Emma Woodhouse, handsome, clever, and rich, with a comfortable home and happy disposition, seemed to unite some of the best blessings of existence; and had lived nearly twenty-one years in the world with very little to distress or vex her.
So we meet the heroine of Jane Austen's Emma. In the first paragraph of the novel she seems a quite unexceptional young lady. Indeed, the perfect heroine of a novel. We need only wait for her hero to appear and whisk her off to a happily every after. But between the introduction and the whisking, we get to know Emma Woodhouse a bit better and, by the end, might tend to agree with Jane Austen's assessment that no one else will much like her.
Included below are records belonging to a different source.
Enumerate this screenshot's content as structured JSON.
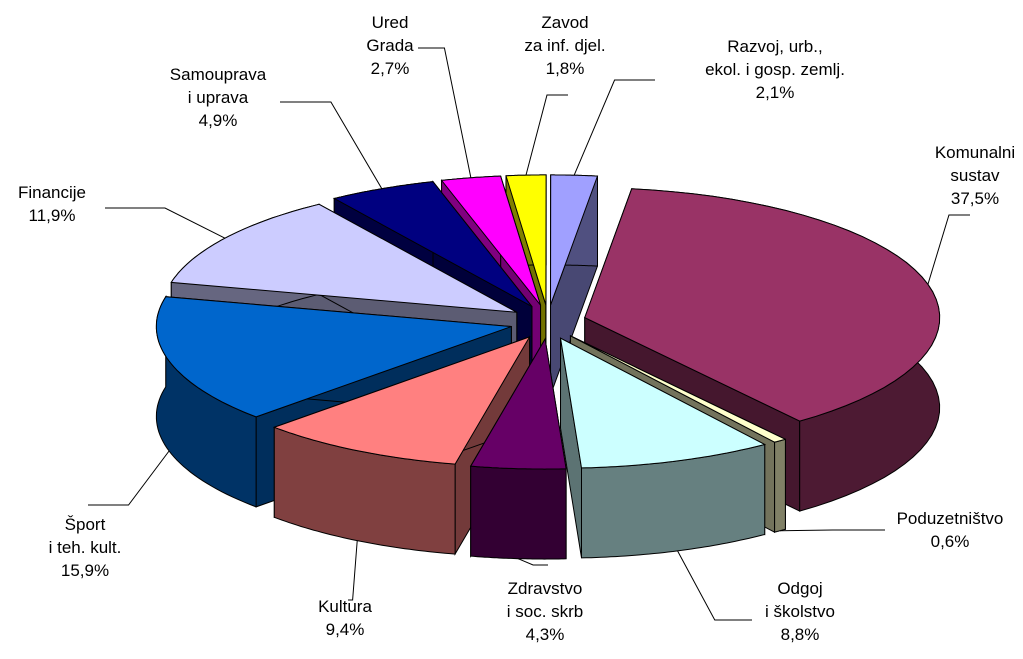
{
  "chart_data": {
    "type": "pie3d",
    "categories": [
      "Komunalni\nsustav",
      "Poduzetništvo",
      "Odgoj\ni školstvo",
      "Zdravstvo\ni soc. skrb",
      "Kultura",
      "Šport\ni teh. kult.",
      "Financije",
      "Samouprava\ni uprava",
      "Ured\nGrada",
      "Zavod\nza inf. djel.",
      "Razvoj, urb.,\nekol. i gosp. zemlj."
    ],
    "values": [
      37.5,
      0.6,
      8.8,
      4.3,
      9.4,
      15.9,
      11.9,
      4.9,
      2.7,
      1.8,
      2.1
    ],
    "value_labels": [
      "37,5%",
      "0,6%",
      "8,8%",
      "4,3%",
      "9,4%",
      "15,9%",
      "11,9%",
      "4,9%",
      "2,7%",
      "1,8%",
      "2,1%"
    ],
    "colors": [
      "#993366",
      "#ffffcc",
      "#ccffff",
      "#660066",
      "#ff8080",
      "#0066cc",
      "#ccccff",
      "#000080",
      "#ff00ff",
      "#ffff00",
      "#a0a0ff"
    ]
  }
}
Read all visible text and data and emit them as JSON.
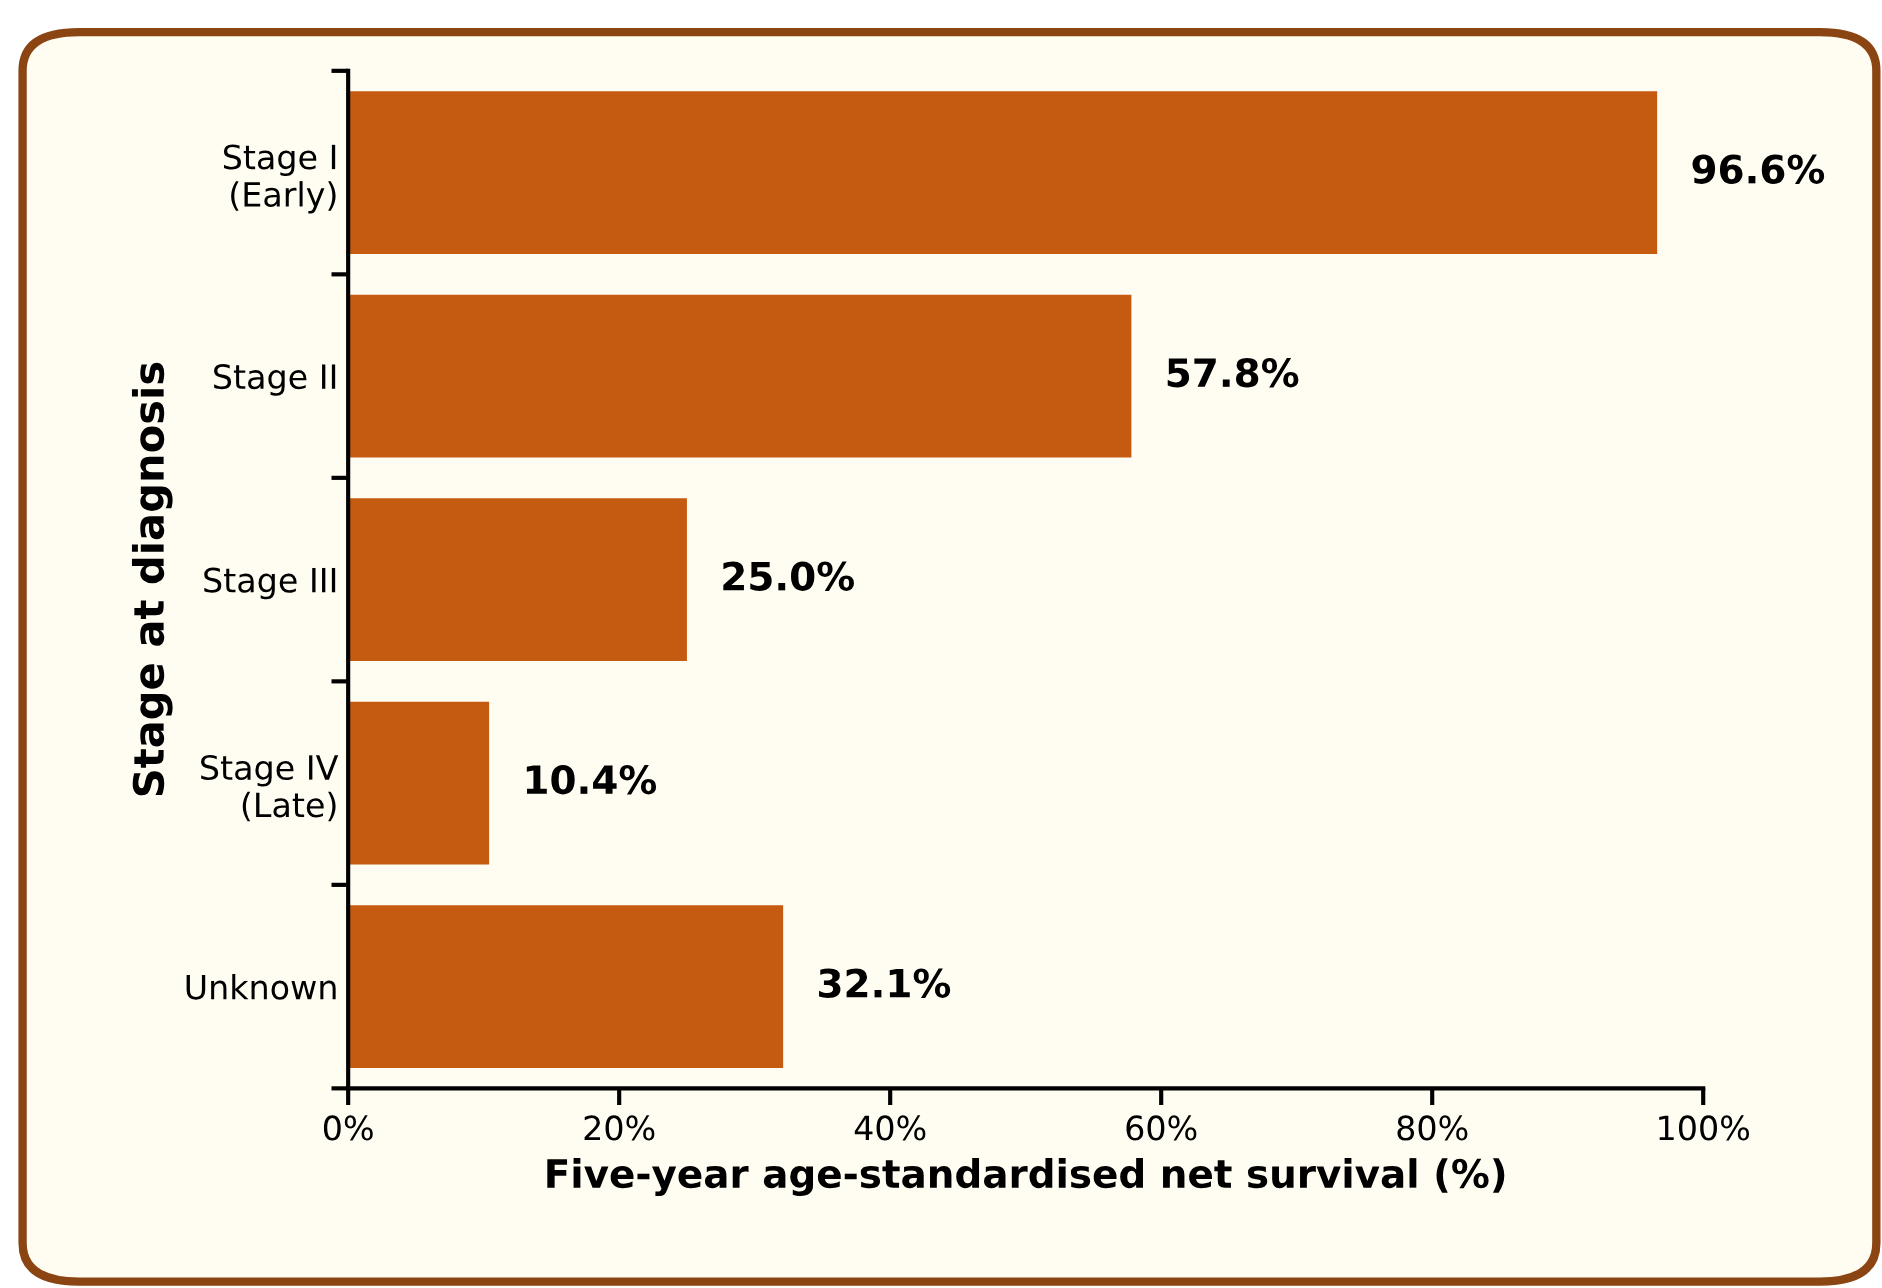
{
  "chart_data": {
    "type": "bar",
    "orientation": "horizontal",
    "xlabel": "Five-year age-standardised net survival (%)",
    "ylabel": "Stage at diagnosis",
    "categories": [
      "Stage I\n(Early)",
      "Stage II",
      "Stage III",
      "Stage IV\n(Late)",
      "Unknown"
    ],
    "values": [
      96.6,
      57.8,
      25.0,
      10.4,
      32.1
    ],
    "value_labels": [
      "96.6%",
      "57.8%",
      "25.0%",
      "10.4%",
      "32.1%"
    ],
    "color": "#c55a11",
    "xlim": [
      0,
      100
    ],
    "xticks": [
      {
        "value": 0,
        "label": "0%"
      },
      {
        "value": 20,
        "label": "20%"
      },
      {
        "value": 40,
        "label": "40%"
      },
      {
        "value": 60,
        "label": "60%"
      },
      {
        "value": 80,
        "label": "80%"
      },
      {
        "value": 100,
        "label": "100%"
      }
    ],
    "grid": false,
    "legend": false
  }
}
Our Emma seems to have all the traits you find annoying in romance heroines. She's just a little bit feisty, very opinionated, bossy as all get out and too, too convinced of her own abilities. She's a busybody and a bit of a snob.
Perhaps Emma is not sneaking out of the house dressed in her groom's clothes to spy on—say—Mr. Knightley or sweeping into a ballroom in all her finery to challenge her host's political leanings or setting up a laboratory in her stillroom to practice arcane science, but she certainly is presiding over her own little group with all the feistiness, stubbornness and self-assurance of any of these heroines. To give Emma her due, however, she's got a bit of a rough row. Granted, she's handsome, clever and rich, but she's also the only person in her family left to care for her valetudinarian father. This can't be what she thought she'd be doing when she hit 20. And Mr. Woodhouse isn't easy. He's as worried about Emma's health as his own and keeps her on a short leash.
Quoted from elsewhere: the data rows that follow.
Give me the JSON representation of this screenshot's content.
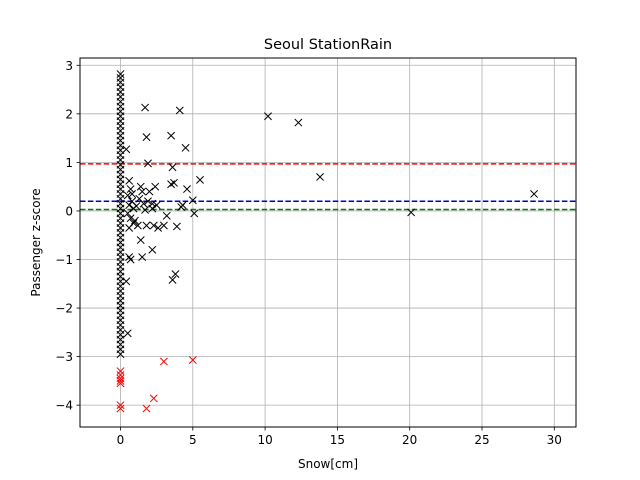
{
  "chart_data": {
    "type": "scatter",
    "title": "Seoul StationRain",
    "xlabel": "Snow[cm]",
    "ylabel": "Passenger z-score",
    "xlim": [
      -2.8,
      31.5
    ],
    "ylim": [
      -4.45,
      3.15
    ],
    "xticks": [
      0,
      5,
      10,
      15,
      20,
      25,
      30
    ],
    "yticks": [
      -4,
      -3,
      -2,
      -1,
      0,
      1,
      2,
      3
    ],
    "grid": true,
    "marker": "x",
    "reference_lines": [
      {
        "y": 0.97,
        "color": "#ff0000",
        "style": "dashed"
      },
      {
        "y": 0.2,
        "color": "#0000cc",
        "style": "dashed"
      },
      {
        "y": 0.03,
        "color": "#008000",
        "style": "dashed"
      }
    ],
    "series": [
      {
        "color": "#000000",
        "points": [
          [
            0,
            2.82
          ],
          [
            0,
            2.74
          ],
          [
            0,
            2.65
          ],
          [
            0,
            2.55
          ],
          [
            0,
            2.45
          ],
          [
            0,
            2.35
          ],
          [
            0,
            2.25
          ],
          [
            0,
            2.15
          ],
          [
            0,
            2.05
          ],
          [
            0,
            1.95
          ],
          [
            0,
            1.85
          ],
          [
            0,
            1.75
          ],
          [
            0,
            1.65
          ],
          [
            0,
            1.55
          ],
          [
            0,
            1.45
          ],
          [
            0,
            1.35
          ],
          [
            0,
            1.25
          ],
          [
            0,
            1.15
          ],
          [
            0,
            1.05
          ],
          [
            0,
            0.95
          ],
          [
            0,
            0.85
          ],
          [
            0,
            0.75
          ],
          [
            0,
            0.65
          ],
          [
            0,
            0.55
          ],
          [
            0,
            0.45
          ],
          [
            0,
            0.35
          ],
          [
            0,
            0.25
          ],
          [
            0,
            0.15
          ],
          [
            0,
            0.05
          ],
          [
            0,
            -0.05
          ],
          [
            0,
            -0.15
          ],
          [
            0,
            -0.25
          ],
          [
            0,
            -0.35
          ],
          [
            0,
            -0.45
          ],
          [
            0,
            -0.55
          ],
          [
            0,
            -0.65
          ],
          [
            0,
            -0.75
          ],
          [
            0,
            -0.85
          ],
          [
            0,
            -0.95
          ],
          [
            0,
            -1.05
          ],
          [
            0,
            -1.15
          ],
          [
            0,
            -1.25
          ],
          [
            0,
            -1.35
          ],
          [
            0,
            -1.45
          ],
          [
            0,
            -1.55
          ],
          [
            0,
            -1.65
          ],
          [
            0,
            -1.75
          ],
          [
            0,
            -1.85
          ],
          [
            0,
            -1.95
          ],
          [
            0,
            -2.05
          ],
          [
            0,
            -2.15
          ],
          [
            0,
            -2.25
          ],
          [
            0,
            -2.35
          ],
          [
            0,
            -2.45
          ],
          [
            0,
            -2.55
          ],
          [
            0,
            -2.65
          ],
          [
            0,
            -2.75
          ],
          [
            0,
            -2.85
          ],
          [
            0,
            -2.95
          ],
          [
            0.4,
            1.27
          ],
          [
            0.6,
            0.62
          ],
          [
            0.7,
            0.45
          ],
          [
            0.5,
            0.32
          ],
          [
            0.8,
            0.2
          ],
          [
            0.6,
            0.12
          ],
          [
            0.9,
            0.05
          ],
          [
            0.5,
            -0.05
          ],
          [
            0.7,
            -0.15
          ],
          [
            0.9,
            -0.25
          ],
          [
            0.6,
            -0.35
          ],
          [
            1.0,
            -0.2
          ],
          [
            1.1,
            0.1
          ],
          [
            0.8,
            0.35
          ],
          [
            0.4,
            -1.45
          ],
          [
            0.5,
            -2.52
          ],
          [
            0.7,
            -1.0
          ],
          [
            0.6,
            -0.95
          ],
          [
            1.2,
            -0.3
          ],
          [
            1.3,
            0.25
          ],
          [
            1.4,
            0.5
          ],
          [
            1.5,
            0.4
          ],
          [
            1.6,
            0.15
          ],
          [
            1.4,
            -0.6
          ],
          [
            1.5,
            -0.95
          ],
          [
            1.7,
            0.02
          ],
          [
            1.8,
            -0.3
          ],
          [
            1.9,
            0.2
          ],
          [
            2.0,
            0.4
          ],
          [
            2.2,
            0.05
          ],
          [
            2.3,
            -0.3
          ],
          [
            2.4,
            0.5
          ],
          [
            2.2,
            -0.8
          ],
          [
            2.5,
            0.12
          ],
          [
            1.7,
            2.13
          ],
          [
            1.8,
            1.52
          ],
          [
            1.9,
            0.98
          ],
          [
            2.2,
            0.15
          ],
          [
            3.0,
            -0.3
          ],
          [
            3.2,
            -0.1
          ],
          [
            3.5,
            1.55
          ],
          [
            3.6,
            0.9
          ],
          [
            3.7,
            0.58
          ],
          [
            3.5,
            0.55
          ],
          [
            3.6,
            -1.42
          ],
          [
            3.8,
            -1.3
          ],
          [
            3.9,
            -0.32
          ],
          [
            4.1,
            2.07
          ],
          [
            4.3,
            0.12
          ],
          [
            4.5,
            1.3
          ],
          [
            4.6,
            0.45
          ],
          [
            5.0,
            0.22
          ],
          [
            5.1,
            -0.05
          ],
          [
            5.5,
            0.64
          ],
          [
            4.2,
            0.08
          ],
          [
            2.6,
            -0.35
          ],
          [
            10.2,
            1.95
          ],
          [
            12.3,
            1.82
          ],
          [
            13.8,
            0.7
          ],
          [
            20.1,
            -0.03
          ],
          [
            28.6,
            0.35
          ]
        ]
      },
      {
        "color": "#ff0000",
        "points": [
          [
            0,
            -3.3
          ],
          [
            0,
            -3.38
          ],
          [
            0,
            -3.45
          ],
          [
            0,
            -3.5
          ],
          [
            0,
            -3.55
          ],
          [
            0,
            -4.0
          ],
          [
            0,
            -4.07
          ],
          [
            3.0,
            -3.1
          ],
          [
            5.0,
            -3.07
          ],
          [
            1.8,
            -4.07
          ],
          [
            2.3,
            -3.86
          ]
        ]
      }
    ]
  }
}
Although you would never be able to convince Emma of it, she lacks the noblesse oblige she should be displaying as the daughter of a prominent citizen and the de facto “first lady” of the village. Of course, she visits the poor and has taken poor, hapless Harriet under her wing. She is polite to the tradesmen and happily condescending to the nouveau riche. But she is less than kind to the reserved Jane Fairfax, who is the niece of Miss Bates, the impecunious daughter, of the late vicar and who is sadly destined for life as a governess.